Etwas weiter gelaufen, stand er dann da. Der Obelisk. Herrlicherweise gab es am gleichen Tag einen Auftritt einer argentinischen Ballett-Groesse, direkt dort, auf der Strasse, hinter dem Obelisken.

Und sonntags gibt es einen Markt im Stadtteil San Telmo. Bessergesagt ein Marktspektakel. Fast im ganzen Barrio gibt es Staende, auf denen artesanale Kunst, Kitsch, Kleidung, Essen, ja eigentlich alles verkauft wird. Und es wird getanzt. Tango natuerlich.

Und manchmal, wenn man einfach abbiegt, weg von den lebhaften Strassen, kann man Hinterhoefe finden, in denen die Zeit stillsteht.

Abschliessend noch ein Wort zur argentinischen Farbgebung: Rosa.
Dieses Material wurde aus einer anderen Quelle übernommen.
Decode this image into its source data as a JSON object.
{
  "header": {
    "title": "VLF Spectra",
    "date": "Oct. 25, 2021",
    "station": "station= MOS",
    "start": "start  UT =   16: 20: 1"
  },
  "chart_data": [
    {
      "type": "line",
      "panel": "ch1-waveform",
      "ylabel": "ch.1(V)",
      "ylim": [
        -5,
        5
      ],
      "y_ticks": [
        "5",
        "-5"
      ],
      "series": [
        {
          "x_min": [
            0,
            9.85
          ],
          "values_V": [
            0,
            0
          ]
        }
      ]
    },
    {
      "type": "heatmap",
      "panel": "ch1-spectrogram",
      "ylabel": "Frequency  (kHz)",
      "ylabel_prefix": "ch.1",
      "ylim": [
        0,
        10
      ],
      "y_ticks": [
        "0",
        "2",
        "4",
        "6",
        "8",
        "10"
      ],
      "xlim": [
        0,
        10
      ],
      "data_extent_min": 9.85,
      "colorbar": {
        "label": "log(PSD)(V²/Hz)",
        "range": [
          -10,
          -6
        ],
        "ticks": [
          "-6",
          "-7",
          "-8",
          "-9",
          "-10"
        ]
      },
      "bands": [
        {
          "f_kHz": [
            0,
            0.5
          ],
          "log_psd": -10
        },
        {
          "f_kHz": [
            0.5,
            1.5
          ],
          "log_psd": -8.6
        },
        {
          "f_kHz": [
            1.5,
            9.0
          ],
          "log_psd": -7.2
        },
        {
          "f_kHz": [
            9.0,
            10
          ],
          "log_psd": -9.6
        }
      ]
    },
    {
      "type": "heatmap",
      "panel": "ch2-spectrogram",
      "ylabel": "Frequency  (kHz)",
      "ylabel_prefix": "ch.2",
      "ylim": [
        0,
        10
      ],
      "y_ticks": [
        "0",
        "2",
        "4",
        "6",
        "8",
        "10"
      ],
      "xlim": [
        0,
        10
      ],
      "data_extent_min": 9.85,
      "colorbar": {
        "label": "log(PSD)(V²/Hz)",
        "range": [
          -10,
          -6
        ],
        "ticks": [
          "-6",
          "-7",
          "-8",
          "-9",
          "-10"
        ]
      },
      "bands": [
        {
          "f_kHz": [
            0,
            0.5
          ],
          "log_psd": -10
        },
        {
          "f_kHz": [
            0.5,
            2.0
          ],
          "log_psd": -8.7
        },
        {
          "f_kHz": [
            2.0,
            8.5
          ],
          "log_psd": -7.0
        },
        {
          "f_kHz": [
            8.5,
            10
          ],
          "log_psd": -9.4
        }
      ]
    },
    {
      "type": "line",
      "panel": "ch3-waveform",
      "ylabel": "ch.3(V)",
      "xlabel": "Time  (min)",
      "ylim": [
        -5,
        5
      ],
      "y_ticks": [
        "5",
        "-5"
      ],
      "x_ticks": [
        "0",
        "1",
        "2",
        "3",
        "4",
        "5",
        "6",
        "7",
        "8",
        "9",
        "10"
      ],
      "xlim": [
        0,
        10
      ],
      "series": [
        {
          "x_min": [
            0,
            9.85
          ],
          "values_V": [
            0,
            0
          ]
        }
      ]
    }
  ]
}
Ja, denkt ihr jetzt, gut, ein rosa Haus. Nein, nein, nein, ein rosa Regierungssitz! Desweiteren zeigen in Buenos Aires rote Ampelmaennchen an, wann man nicht gehen darf und rosa Ampelmaennchen, wann es in Ordnung ist.

Wie ihr den Andeutungen (und dem explizit Geschriebenen) vielleicht entnehmen konntet, hat mir Buenos Aires unglaublich gut gefallen. Aber nicht nur die Stadt, auch die vielen, vielen tollen Menschen, die ich dort getroffen habe. Im Hostel haben wir viel mit Menschen aus ganz Suedamerika geredet und natuerlich gefeiert. Und so ging dann auch Weihnachten ohne allzugrosse Heimatssehnsucht in einem erlesenen Kreis neuer Freunde vorbei. Buenos Aires: U rock!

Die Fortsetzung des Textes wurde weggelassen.